For all his work as the Ranking Member on the House Committee on Oversight and Government Reform, Darrell Issa (R-CA) should have a sign on his desk that reads, “The Corruption Stops Here.”  Though the Obama Administration is barely a year old, Issa and the Committee Republicans are doing the yeoman’s work necessary to keep the federal government accountable to the people it serves. 

Conservatives have a propensity for choosing appropriate, and necessary, roles.  Big picture types like Rep. Paul Ryan (R-WI) are great at drafting a comprehensive plan to reform entitlement programs like Social Security, Medicare, and Medicaid.  Former House Speaker Newt Gingrich (R-GA) can identify and analyze the key issue in a multi-faceted policy while placing it in historical context.  Sarah Palin embodies the ethos of Red State America.  

Darrell Issa has taken on a different responsibility.  Confronted with a hyperactive White House dedicated to growing the federal government into an all-consuming tax, spend and regulate behemoth, Issa is extending the logic of fiscal conservatism beyond disputes about whether certain agencies and programs should exist.  The fact is they do.  Once the administrative genie is out of the bottle, it is Issa’s self-proclaimed mission to make sure the bureaucrats holding the public’s credit card are mindful of those who pay the bills. 

Call it the “Issa Effect.”  Once the former businessman and one-time Army tank commander sets his sights on an issue, he becomes the avatar of every angry taxpayer disgusted with the way Washington elites treat the public fisc.  He’s called Federal Reserve Chairman Ben Bernanke an “unindicted co-conspirator” at a hearing to probe the Fed’s less-than-transparent bailout of American International Group (AIG).  When Henry Paulson and Timothy Geithner, the two most recent Treasury Secretaries, deliberately played hide the ball with facts about the multi-billion dollar bailouts of the financial industry, Issa called them on the carpet as being “disingenuous” in their answers to congressional inquiries. 

But anyone can hold a hearing and get a spectacle.  Issa and the Committee Republicans are wreaking havoc on the Democrats’ state-building project by creating a meticulous paper trail of government corruption with letters, subpoenas and reports.  To date, the most comprehensive of these is the “Oversight Status Report: Midway through the 111th Congress, Creating Accountability and Transparency under One-Party Rule.” 
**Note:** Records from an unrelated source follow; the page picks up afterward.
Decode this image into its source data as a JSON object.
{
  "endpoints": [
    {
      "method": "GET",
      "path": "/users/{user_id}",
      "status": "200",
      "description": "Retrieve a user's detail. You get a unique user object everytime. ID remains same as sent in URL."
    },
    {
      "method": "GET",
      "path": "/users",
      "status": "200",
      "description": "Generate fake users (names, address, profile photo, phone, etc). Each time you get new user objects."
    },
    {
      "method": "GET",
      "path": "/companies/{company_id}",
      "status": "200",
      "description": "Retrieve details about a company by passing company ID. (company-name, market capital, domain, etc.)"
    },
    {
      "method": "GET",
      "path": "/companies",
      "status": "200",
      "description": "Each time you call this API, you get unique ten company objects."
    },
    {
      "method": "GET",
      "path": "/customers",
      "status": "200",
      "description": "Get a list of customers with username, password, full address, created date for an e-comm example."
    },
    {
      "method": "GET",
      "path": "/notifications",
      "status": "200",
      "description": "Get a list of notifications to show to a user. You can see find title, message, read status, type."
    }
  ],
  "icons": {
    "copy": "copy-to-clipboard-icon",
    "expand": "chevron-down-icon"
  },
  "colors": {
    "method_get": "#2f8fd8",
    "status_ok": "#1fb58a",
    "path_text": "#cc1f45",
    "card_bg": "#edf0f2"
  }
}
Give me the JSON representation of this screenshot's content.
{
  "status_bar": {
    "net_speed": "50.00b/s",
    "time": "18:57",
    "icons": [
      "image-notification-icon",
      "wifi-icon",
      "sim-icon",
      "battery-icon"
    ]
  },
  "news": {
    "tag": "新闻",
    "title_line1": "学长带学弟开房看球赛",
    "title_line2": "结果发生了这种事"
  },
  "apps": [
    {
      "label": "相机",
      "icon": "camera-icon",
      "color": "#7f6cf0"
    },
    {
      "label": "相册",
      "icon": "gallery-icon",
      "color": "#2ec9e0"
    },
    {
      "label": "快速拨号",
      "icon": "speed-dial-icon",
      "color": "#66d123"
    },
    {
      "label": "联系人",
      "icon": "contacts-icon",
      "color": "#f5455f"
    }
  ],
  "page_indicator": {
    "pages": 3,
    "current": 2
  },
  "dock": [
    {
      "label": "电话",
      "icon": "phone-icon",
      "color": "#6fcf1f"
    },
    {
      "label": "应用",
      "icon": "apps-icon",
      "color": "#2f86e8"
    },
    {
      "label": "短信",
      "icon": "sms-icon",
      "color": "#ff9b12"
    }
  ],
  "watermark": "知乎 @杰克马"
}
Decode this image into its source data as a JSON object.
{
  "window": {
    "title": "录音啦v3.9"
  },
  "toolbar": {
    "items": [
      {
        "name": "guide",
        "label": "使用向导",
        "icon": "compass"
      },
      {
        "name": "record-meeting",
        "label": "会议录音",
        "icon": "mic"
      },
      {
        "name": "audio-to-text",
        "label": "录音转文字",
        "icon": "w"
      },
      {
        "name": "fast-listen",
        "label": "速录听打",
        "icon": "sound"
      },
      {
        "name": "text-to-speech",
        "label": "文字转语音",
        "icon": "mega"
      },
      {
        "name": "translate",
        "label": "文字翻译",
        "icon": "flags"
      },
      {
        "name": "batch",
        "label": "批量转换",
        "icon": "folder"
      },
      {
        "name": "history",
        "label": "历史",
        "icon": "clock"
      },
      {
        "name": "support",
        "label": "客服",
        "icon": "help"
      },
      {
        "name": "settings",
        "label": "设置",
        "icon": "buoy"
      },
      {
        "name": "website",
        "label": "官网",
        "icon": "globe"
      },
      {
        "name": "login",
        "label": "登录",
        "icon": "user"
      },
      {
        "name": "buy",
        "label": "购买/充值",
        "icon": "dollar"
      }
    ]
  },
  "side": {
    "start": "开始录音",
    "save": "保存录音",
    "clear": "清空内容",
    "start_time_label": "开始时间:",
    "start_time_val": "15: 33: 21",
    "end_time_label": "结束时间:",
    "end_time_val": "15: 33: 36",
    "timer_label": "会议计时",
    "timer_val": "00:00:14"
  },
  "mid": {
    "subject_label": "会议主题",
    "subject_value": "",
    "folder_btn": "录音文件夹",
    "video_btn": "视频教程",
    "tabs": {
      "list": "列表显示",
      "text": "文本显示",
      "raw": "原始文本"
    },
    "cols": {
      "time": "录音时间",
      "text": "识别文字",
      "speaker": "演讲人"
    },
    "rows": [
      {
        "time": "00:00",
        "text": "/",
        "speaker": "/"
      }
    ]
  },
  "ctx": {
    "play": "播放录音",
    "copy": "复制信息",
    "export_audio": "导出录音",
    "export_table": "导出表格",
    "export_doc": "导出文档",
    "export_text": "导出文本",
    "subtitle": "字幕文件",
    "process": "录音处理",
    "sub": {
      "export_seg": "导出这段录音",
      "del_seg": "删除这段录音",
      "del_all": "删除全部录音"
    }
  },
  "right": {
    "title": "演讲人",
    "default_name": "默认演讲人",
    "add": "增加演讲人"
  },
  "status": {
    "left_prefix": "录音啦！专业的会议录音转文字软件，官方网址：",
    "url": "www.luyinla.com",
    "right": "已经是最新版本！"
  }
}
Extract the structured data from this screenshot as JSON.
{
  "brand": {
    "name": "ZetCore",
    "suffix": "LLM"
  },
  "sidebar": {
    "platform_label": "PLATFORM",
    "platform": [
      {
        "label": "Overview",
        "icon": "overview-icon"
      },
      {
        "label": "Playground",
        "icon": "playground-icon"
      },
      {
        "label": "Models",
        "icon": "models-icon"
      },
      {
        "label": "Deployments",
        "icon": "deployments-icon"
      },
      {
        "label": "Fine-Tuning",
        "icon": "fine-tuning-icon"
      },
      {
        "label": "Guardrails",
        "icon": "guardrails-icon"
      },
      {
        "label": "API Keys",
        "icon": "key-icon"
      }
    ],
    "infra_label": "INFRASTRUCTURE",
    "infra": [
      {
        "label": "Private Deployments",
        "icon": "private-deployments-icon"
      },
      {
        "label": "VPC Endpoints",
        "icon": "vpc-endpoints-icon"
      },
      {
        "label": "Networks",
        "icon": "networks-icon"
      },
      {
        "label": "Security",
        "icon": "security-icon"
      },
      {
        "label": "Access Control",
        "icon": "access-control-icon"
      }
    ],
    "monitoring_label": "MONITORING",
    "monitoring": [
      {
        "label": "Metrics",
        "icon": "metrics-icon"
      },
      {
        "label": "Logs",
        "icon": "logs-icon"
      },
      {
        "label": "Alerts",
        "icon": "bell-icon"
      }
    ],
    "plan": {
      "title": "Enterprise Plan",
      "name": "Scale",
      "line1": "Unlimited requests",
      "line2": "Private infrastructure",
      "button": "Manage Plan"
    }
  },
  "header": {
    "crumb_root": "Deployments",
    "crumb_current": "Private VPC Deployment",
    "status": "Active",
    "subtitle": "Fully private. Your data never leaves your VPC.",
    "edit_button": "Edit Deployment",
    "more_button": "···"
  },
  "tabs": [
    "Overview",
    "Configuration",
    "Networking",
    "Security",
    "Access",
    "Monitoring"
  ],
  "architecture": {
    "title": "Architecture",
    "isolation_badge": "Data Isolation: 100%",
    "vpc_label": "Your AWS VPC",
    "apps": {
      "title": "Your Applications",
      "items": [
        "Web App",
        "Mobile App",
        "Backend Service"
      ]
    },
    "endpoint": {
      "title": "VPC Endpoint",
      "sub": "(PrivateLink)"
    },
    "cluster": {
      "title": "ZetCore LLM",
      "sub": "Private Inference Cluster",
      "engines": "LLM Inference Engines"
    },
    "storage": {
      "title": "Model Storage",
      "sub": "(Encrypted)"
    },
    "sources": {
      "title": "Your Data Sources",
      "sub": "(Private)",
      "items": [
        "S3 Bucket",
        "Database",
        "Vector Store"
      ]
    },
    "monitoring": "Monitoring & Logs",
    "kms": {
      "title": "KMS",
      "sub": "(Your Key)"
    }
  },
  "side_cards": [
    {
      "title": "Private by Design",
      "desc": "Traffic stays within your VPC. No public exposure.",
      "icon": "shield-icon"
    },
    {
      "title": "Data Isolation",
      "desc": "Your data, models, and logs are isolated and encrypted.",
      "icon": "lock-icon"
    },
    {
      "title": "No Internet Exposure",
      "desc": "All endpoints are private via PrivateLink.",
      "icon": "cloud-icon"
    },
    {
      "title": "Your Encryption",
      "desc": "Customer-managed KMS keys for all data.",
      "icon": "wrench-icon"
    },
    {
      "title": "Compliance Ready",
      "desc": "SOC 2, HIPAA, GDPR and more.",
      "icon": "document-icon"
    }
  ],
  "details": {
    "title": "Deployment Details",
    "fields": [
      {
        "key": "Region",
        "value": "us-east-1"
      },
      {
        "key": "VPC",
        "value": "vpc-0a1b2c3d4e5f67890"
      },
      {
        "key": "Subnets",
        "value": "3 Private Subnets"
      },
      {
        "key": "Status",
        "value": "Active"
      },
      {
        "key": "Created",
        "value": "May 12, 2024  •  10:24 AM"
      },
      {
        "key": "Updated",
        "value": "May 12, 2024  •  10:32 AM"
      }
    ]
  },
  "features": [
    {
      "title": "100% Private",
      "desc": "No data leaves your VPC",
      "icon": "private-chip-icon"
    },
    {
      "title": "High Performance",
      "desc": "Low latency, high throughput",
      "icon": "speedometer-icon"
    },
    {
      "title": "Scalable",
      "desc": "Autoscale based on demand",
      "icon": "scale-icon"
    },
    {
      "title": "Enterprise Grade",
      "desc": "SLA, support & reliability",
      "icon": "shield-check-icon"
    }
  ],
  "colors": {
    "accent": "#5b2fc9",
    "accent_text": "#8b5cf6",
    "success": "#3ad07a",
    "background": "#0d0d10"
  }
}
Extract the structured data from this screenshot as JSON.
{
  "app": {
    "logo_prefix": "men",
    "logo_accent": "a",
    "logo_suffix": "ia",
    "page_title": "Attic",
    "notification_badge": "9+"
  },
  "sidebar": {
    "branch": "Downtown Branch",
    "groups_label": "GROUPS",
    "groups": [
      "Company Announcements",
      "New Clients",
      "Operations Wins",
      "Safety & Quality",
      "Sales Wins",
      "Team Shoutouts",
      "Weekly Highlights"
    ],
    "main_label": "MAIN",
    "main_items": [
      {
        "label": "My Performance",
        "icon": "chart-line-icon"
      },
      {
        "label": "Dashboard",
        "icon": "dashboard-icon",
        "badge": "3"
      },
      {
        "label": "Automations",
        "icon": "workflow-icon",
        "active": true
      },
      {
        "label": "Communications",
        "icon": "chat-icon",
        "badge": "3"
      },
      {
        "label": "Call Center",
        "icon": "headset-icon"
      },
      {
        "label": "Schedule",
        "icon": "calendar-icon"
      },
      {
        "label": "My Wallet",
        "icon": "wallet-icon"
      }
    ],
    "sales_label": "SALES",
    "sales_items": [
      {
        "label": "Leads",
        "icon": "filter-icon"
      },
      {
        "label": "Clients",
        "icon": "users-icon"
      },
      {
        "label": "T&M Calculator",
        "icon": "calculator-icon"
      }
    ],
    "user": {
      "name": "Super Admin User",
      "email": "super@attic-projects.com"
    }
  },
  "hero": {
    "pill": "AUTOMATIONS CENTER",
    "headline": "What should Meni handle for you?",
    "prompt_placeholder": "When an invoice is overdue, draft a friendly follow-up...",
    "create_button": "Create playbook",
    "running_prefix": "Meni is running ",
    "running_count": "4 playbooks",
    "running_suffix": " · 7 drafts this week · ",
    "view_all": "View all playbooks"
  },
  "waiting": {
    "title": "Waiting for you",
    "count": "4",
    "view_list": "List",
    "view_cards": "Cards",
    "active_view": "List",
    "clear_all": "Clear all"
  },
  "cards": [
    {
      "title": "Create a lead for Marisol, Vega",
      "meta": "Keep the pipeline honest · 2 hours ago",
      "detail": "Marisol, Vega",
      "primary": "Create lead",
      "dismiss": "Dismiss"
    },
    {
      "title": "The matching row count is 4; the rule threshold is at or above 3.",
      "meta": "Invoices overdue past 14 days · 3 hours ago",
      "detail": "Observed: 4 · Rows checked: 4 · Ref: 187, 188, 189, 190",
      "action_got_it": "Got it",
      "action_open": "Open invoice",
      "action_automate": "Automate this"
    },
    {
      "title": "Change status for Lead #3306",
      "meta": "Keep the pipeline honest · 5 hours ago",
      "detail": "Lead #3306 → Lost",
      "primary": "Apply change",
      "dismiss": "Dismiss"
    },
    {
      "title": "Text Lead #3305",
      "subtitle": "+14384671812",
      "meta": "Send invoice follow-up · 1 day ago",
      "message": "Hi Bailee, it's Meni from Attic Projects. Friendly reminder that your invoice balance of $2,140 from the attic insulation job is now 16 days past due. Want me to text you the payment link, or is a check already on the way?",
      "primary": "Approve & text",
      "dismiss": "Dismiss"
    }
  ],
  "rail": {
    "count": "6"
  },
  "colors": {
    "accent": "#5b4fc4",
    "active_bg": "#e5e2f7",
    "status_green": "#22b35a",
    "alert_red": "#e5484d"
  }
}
Reading the Table of Contents is one of the best year-in-review snapshots of the Age of Obama’s assault on federalism.  Issue chapters detailing the ongoing oversight of the Troubled Asset Relief Fund (TARP), the 2010 Census and the Democrats’ stimulus package rub shoulders with investigations into government ties with the Association of Community Organizations for Reform Now (ACORN), and the causes of the current financial crisis. 

The report details Republican efforts to get clear answers from Obama Administration personnel on key facts like how the Recovery Accountability and Transparency Board measures jobs “created or saved.”  The answers aren’t pretty.   Not only do the numbers continue to change, so do the definitions.  For example, according to the Committee Republicans’ report, stimulus recipients were told “to count every job funded with stimulus money – regardless of whether or not it existed before the Recovery Act or was in any danger of being eliminated.”   

Echoing Senate Finance Committee Chairman Max Baucus (D-MT), Issa repeatedly makes the point that the “created or saved” rubric defeats any attempt to measure the stimulus’ success, and along with it, any claim that the Administration’s recovery efforts are transparent.  Members in the press took note and uncovered several examples of questionable reporting, which in turn fuels more calls for oversight and investigation. 

Perhaps the best example of Issa’s effectiveness is to the rigorously detailed exposure of ACORN as a criminally suspect enterprise.  As one of the first federally elected officials to dig deep into ACORN’s ties with organized labor and other leftwing groups, Issa scored an upset victory for the minority party by shutting off the flow of federal dollars to the group, and pressuring the Census Bureau to rescind its partnership.  For fiscal conservatives looking for a champion to save money and enhance the government’s integrity, Issa might just be their man. 

Many politicians have made their name combating government’s corrupting tendencies.  Edmund Burke’s Parliamentary investigation of the East India Company added a moral dimension to British imperialism.  Harry Truman vaulted to national prominence after his congressional inquiry into wasteful Defense Department practices during World War Two.  Now, Darrell Issa is shining the light of transparency on the Democrats’ attempts to overshadow every corner of American life with more government intrusion.  Take heart, fellow taxpayers, the corruption stops here.